Daí que, por estes dias, seja de outras histórias e de outro autor que eu mais
me tenho lembrado. Franz Kafka (1883-1924) precisou de
meros 40 anos de vida para nos deixar uma obra eterna, maior do que à época da
sua morte era possível julgar — tão à frente do seu tempo se colocou, como é atributo
dos génios. Vítima de tuberculose, Kafka é, também por esse dado biográfico fortuito,
o autor onde melhor encontramos pressentidas e conjecturadas todas as pestes
humanas, não só as de tipo exógeno, que involuntariamente nos ameaçam sem que
consigamos entender porquê, mas também as pestes endógenas, geradas no imo
da mente humana e propagadas com um poder de contaminação altamente
autodestrutivo. Entre estas, podíamos mencionar, desde logo, a burocracia,
embora nos convenha mais falar agora de outra: o medo. Não há mal algum, minhas
filhas, em ter medo. Ele tem uma função defensiva que apela a coisas úteis tais
como a reflexão, a ponderação e o cuidado. Mas como tantas outras coisas no ser
humano, o excesso despeja de qualidades o medo, o excesso retira-lhe as
virtudes transformando-o numa ameaçadora pandemia. Pelo medo se governam nações
e manipulam povos, pelo medo se impõem comportamentos e usurpam liberdades,
pelo medo se molda a realidade de acordo com as conveniências de quem domine o
medo como a uma arma fatal. Num conto intitulado “O Covil”, Kafka mostra-nos a
outra face perniciosa do medo. Quando o medo evolui para o pânico, pouco
faltará para que se transforme em paranóia. E nesta nada vislumbramos
de benéfico ou útil à humanidade. Nesse conto, uma criatura indefinida — como
somos, de certo modo, todos nós, imerge na terra escavando o seu covil —,
entregando-se obsessivamente a cálculos e prolepses cujo efeito é exactamente o
contrário daquele que inicialmente pretendia. A tranquilidade do covil
torna-se inquietação, toldada por sobressaltos de medo onde o desejo de um
sono descansado degenera em insónia permanente. As preocupações desmesuradas, o
alarme, o desassossego, fazem do covil o princípio de uma misantropia que
escancara portas à loucura. Diz-nos Kafka: «Eis o que revela um espírito
inquieto: insegurança na apreciação própria, ambições pouco limpas, traços
negros de carácter, que ainda mais se ensombram se pensarmos que o covil ali
está e que nos pode dar paz, desde que consintamos em abrir-nos totalmente a
ele». Sucede que nenhuma paranóia leva à paz, ela apenas nos afunda no leito
convalescente de uma guerra onde seremos a primeira e a última das vítimas. Em
momentos como aquele que estamos a viver, apetece dar razão à tese de
Aristóteles segundo a qual é no meio que se encontra a virtude. Se a
negligência dos grunhos, burgessos e trogloditas, alguns deles com altas patentes,
é absolutamente imprudente e desaconselhável, também a paranóia colectiva o é.

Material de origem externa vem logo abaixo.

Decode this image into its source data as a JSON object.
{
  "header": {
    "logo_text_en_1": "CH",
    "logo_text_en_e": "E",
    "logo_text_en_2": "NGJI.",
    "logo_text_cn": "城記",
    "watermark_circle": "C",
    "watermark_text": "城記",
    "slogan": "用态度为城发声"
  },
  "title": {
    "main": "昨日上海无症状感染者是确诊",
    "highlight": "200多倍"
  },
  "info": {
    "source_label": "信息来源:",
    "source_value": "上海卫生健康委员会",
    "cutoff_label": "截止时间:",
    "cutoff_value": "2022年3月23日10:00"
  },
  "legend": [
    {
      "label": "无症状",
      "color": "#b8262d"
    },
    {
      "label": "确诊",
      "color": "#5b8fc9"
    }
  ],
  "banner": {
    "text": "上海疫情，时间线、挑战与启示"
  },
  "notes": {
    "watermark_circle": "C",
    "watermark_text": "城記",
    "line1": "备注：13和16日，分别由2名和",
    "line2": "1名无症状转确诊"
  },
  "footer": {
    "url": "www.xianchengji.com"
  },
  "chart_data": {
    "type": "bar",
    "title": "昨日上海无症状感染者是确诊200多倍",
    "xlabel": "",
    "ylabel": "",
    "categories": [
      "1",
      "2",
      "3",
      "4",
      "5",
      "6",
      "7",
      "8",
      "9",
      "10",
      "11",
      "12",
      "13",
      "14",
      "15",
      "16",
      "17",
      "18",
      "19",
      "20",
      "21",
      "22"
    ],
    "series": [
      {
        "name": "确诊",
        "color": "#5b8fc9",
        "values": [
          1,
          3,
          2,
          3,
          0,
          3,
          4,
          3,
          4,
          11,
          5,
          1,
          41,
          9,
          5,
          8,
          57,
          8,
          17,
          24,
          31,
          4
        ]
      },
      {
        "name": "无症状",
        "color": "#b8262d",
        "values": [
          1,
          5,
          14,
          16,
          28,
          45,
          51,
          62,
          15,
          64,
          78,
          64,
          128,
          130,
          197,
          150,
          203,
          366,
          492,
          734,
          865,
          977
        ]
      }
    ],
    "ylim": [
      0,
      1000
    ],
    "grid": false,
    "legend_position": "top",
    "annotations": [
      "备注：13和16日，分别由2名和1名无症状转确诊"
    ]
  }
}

Sem que desprezemos o ruído, convém não nos deixarmos apanhar na sua rede. A
angústia é tão natural nas nossas vidas como o ar de que precisamos para
sobreviver, mas poluída pelo pânico torna-se irrespirável, sufocante,
asfixiante. Começar por controlar o medo, por aprender a retirar partido dele, parece-me
ser, neste momento, a atitude mais sensata. Como se faz? Ora, minhas queridas,
lavando as mãos, mantendo distância, evitando multidões, saindo de casa só para o essencial.
2 comentários:
Caro amigo virtual,
sou brasileira e Kafka é junto a Fernando Pessoa e Clarice Lispector, um dos meus irmãos de alma. Tenho um livro de Kafka chamado Muralha da China, onde consta um conto chamado A Toca. Será que é o correspondente ao O Covil? Espero que sim. Vou relê-lo.
Abraços,
Sônia
Olá. Presumo que seja o mesmo conto, sim.